Prenons d’abord les USA : comme lors de nombreux conflits précédents, les Américains pratiquent le poker – en particulier le poker menteur – avec maestria. N’allez pas croire que Joe Biden souffre d’une paralysie faciale, il pratique tout simplement le poker face, afin de masquer les bluffs et les mensonges nécessaires pour triompher au jeu. De l’incident inexistant du Tonkin – qui donna au président Johnson les pleins pouvoirs pour déclarer la guerre au Viet-Minh – aux bébés de la maternité de Koweit City prétendument fracassés contre les murs par les envahisseurs irakiens encouragés par les USA à envahir le Koweit, des armes de destruction inexistantes de Saddam Hussein – qui conduisirent à la destruction bien réelle, elle, de l’Irak, avec 500'000 enfants sacrifiés – au pseudo-massacre de Raçak qui « légitima » – en contradiction totale avec le droit international – le bombardement de la Serbie pendant 78 jours, les USA sont passés maîtres dans l’application du bluff et du mensonge dans leur jeu de poker politico-militaire.

 

À chaque fois, ils invoquent des questions de sécurité, les droits de l’homme ou le droit international, mais le poker étant en définitive un jeu d’argent, toute personne sensée réalise très vite que lorsque les USA avancent des prétextes moraux, c’est comme si le veau d’or se faisait passer pour le Saint Graal.

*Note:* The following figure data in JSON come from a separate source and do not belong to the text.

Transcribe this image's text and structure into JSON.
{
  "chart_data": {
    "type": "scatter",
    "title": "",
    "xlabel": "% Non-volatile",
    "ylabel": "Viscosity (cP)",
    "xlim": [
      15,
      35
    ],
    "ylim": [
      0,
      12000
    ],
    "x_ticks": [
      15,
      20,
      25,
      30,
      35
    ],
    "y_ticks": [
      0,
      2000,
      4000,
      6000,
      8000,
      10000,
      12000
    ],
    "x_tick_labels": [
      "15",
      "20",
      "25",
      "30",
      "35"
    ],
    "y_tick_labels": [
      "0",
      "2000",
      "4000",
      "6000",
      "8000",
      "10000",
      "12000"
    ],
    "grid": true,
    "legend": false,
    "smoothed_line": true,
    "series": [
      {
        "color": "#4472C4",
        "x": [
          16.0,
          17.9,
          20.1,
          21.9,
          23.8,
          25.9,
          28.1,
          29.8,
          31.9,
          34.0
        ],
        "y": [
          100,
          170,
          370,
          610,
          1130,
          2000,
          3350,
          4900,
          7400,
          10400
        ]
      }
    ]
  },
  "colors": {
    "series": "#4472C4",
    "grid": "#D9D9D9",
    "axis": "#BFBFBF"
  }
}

De plus, lorsqu’il s’agit de rafler la mise, la règle est impitoyable : the winner takes it all. Nulle notion de partage ou de don dans le poker. Nulle amitié. Il suffit d’observer comment, dans la réalité, les USA utilisent – voire sacrifient – leurs « alliés » à leurs propres fins pour s’en convaincre. On en vient à se dire qu’il vaut encore mieux être leur ennemi, ce qui rendrait leur poker moins mensonger. Finalement, s’il veut continuer à jouer après avoir perdu sa dernière chemise, le perdant doit s’endetter. Or, que ce soit autour de la table de jeu ou dans la réalité, son créancier est celui qui l’a ruiné : C’est l’oncle Sam. Ou plutôt La FED.

 

On me rétorquera que la victoire au poker reste aléatoire, puisque c’est un jeu de hasard et que personne ne peut se rendre maître du hasard. Eh bien, les USA l’ont fait en bluffant le hasard lui-même. Si, sur le plan international, ils ont jusqu’à présent toujours gagné – même en perdant –, c’est qu’ils se sont arrogés le droit exclusif de tenir la banque.

 

Les Russes, eux, pratiquent les échecs, jeu stratégique par excellence, où le hasard cède la place à la pure réflexion logique. Dans ce jeu, il est essentiel de voir venir bien à l’avance et de loin afin de pouvoir prévenir les coups adverses. Voilà pourquoi le grand maître a toujours au moins sept coups d’avance sur son adversaire.

 

Dans la première phase du conflit ukrainien, les Russes ont tenté le coup du berger en espérant obtenir un mat rapide. Pour cela, ils ont pris le risque de dégarnir leurs arrières. Constatant que, sous l’emprise des USA, les Ukrainiens préféraient opter pour une lente agonie, ils ont rapidement reconstruit leur jeu en repartant de bases arrière sécurisées.

 

Depuis, les Russes construisent tranquillement leur jeu, sans se presser, ni s’affoler. Leur but n’est pas l’occupation à tout prix de tout l’échiquier, mais de parvenir à mettre échec et mat leur adversaire en subissant le moins de pertes possible. Privilégiant la technique affûtée à la ruade aveugle, la destruction systématique de la substance adverse et de ses lignes de défense à l’occupation de cases sans importance, ils attaquent prudemment, au bon endroit, en ménageant leurs forces pour ne pas s’épuiser. Si certains pions peuvent être sacrifiés pour obtenir le mat final, le but est d’exploiter au mieux les erreurs adverses, voire de retourner certains coups contre leurs initiateurs, comme le judoka utilise la force et l’élan de l’adversaire pour le terrasser.

 

Ainsi, lorsque ses généraux ont voulu sonner l’hallali d’Azovtal en prenant l’usine de force, Poutine les a arrêtés net en leur faisant comprendre que toute perte humaine était inutile puisqu’il suffisait d’attendre que l’adversaire, à bout de nourriture et de munitions, sorte de lui-même de sa tanière. À Kharkiv, les Russes ont feint de céder à une offensive des Ukrainiens pour mieux les décimer en rase campagne. Sur le plan financier et économique, ils se sont arrangés pour que ceux qui livrent des armes à hauteur de dizaines de milliards à leurs adversaires financent en même temps l’effort de guerre Russe pour des montants analogues en achetant du gaz et du pétrole Russe à des prix de plus en plus exorbitants … en passant par des tiers.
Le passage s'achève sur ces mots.